Why to horizontal fluorescent tubes upstage? Maybe to emphasis low upstage horizontality, a strong theme in the piece. A Flavin reference, maybe. Or are fluorescent tubes are just the current electromagnetic trend?
Why wear pants that are the same color and tone as the floor? An attempt to make the legs blend in with the floor to negate verticality, perhaps.
The idea of this piece and the concept of the series – to explore “different notions of orientation” is one I enjoy. I have often wondered about dance terminology (at least in English) in relation to the human form in space. The term floor work, for example. Floor work tends to be when the body is not vertical and the pelvis is close to or on the floor. But unless the dancer is levitating all dancing is floor work.
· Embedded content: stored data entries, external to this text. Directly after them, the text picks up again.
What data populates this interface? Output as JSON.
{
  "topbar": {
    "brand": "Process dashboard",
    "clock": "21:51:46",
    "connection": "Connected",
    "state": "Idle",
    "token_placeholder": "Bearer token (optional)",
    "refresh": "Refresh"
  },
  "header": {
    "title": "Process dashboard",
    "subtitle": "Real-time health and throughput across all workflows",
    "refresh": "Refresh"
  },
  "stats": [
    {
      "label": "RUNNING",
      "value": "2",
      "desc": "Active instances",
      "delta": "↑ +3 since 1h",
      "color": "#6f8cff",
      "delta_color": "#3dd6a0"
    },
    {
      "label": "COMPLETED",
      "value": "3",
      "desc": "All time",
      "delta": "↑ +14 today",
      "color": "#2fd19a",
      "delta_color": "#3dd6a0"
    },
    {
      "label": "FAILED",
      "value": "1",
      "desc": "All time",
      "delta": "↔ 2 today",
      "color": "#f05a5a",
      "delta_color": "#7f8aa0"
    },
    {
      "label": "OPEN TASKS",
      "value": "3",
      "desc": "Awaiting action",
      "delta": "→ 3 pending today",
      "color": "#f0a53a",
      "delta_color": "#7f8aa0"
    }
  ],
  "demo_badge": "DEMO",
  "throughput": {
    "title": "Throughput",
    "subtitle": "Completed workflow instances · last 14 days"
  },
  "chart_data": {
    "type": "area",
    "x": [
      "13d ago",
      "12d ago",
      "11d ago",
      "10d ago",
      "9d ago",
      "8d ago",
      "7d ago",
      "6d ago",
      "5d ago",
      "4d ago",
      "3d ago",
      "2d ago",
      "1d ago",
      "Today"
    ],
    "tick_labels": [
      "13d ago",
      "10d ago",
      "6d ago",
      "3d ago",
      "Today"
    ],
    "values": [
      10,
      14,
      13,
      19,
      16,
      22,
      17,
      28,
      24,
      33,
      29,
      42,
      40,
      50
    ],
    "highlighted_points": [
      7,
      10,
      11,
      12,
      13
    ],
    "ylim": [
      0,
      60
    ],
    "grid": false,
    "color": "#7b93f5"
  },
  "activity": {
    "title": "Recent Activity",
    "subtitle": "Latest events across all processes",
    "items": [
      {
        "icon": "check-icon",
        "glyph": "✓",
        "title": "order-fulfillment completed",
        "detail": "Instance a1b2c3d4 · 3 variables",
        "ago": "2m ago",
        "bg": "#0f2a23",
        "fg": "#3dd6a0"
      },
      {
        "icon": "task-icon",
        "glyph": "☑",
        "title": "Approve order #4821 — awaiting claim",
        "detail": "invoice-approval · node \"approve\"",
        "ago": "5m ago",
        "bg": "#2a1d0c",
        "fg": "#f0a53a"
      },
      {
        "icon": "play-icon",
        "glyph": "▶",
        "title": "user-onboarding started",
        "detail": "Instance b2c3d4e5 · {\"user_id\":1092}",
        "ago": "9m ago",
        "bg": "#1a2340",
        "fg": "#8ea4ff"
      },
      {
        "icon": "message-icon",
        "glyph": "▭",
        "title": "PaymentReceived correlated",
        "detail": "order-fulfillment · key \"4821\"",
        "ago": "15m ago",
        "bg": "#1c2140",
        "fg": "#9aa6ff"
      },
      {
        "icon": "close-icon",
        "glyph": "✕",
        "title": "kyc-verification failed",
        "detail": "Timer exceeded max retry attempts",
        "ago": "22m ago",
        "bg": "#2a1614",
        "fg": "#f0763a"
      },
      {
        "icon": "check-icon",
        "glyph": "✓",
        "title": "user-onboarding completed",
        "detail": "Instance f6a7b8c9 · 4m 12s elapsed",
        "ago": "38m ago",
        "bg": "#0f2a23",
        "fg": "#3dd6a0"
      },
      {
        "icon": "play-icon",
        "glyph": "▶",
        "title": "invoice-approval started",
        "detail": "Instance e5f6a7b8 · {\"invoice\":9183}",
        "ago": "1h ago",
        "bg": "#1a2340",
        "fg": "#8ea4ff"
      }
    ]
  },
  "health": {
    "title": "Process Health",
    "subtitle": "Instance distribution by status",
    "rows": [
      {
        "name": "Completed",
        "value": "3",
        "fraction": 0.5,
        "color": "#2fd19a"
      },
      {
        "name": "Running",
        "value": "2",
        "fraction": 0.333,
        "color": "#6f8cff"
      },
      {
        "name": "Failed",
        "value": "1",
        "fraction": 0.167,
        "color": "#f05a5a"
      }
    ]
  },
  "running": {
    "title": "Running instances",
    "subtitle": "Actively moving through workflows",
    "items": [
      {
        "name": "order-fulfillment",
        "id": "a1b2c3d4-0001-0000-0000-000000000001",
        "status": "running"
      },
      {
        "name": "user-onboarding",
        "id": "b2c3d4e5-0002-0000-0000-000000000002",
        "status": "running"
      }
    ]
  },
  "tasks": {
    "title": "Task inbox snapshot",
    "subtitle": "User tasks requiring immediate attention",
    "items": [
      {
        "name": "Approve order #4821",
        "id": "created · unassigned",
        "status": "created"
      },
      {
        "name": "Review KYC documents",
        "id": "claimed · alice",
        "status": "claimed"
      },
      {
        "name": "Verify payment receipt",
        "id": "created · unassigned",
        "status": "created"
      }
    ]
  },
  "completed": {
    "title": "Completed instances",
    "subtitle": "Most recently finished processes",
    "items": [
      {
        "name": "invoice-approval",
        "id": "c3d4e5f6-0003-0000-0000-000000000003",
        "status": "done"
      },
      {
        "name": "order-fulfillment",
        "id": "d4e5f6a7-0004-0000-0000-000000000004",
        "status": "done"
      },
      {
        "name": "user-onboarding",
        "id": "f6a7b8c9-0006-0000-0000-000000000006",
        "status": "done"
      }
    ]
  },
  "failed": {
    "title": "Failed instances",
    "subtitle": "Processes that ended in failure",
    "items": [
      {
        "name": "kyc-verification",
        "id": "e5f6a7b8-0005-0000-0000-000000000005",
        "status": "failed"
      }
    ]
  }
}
Except for jumping. But it’s impossible to jump and land without the floor. So maybe everything is floor work except for what happens in the air.
I also appreciate that the performer never came to standing. What percentage of dances consist of vertical or mostly vertical dancers? 90%? 95%? Probably more. What I found disappointing was the lack of interrogation of what the body can do in a primarily horizontal position. She didn’t explore the body itself and how it moves through its kinesphere and through space enough to challenge the idea of verticality. Maybe this is what the phrase in the program “…conceiving of stillness as motion/emotion.” was referring to. But then, here again, the performer wasn’t still enough long enough to generate an emotion in me. Attempting something that is normally seen vertically in the horizontal plane would have more strongly challenge the normative spatial orientation of verticality. This, though, might come across as too “compare and contrast” and not poetic/artistic enough.
One statement in the program I am curious about – “Linking spatiality with temporality On Orientations | one place after…” This piece can’t link two things that are already linked. Space and time are inexorably linked. Maybe that statement is meant to indicate a problematizing of the space-time relationship. This I did not see. The stretches of stillness and the low verticality might have been Kaler’s attempt to question the space-time relationship. Since space and time are linked, questioning one means the other is being questioned. But the stretches of stillness in the Berlin dance scene are standard. Unlinking space and time would be something to see!
Granted it has been almost a year since I saw Kaler’s trio at Uferstudios last summer and a while since I saw this solo, but I think both pieces have a very similar spatial trajectory. Both pieces started downstage left, curved upstage to stage right, came downstage, back upstage and then moved towards center stage. Is this an intentional choreographic decision to create a spatial theme for several pieces? Is this a somatic spatial response to performing front of an audience? I prefer the former to the latter. I didn’t see the third piece in the series so didn’t get that data to help me understand Kaler’s spatial proclivities. I wish I had been able to see it.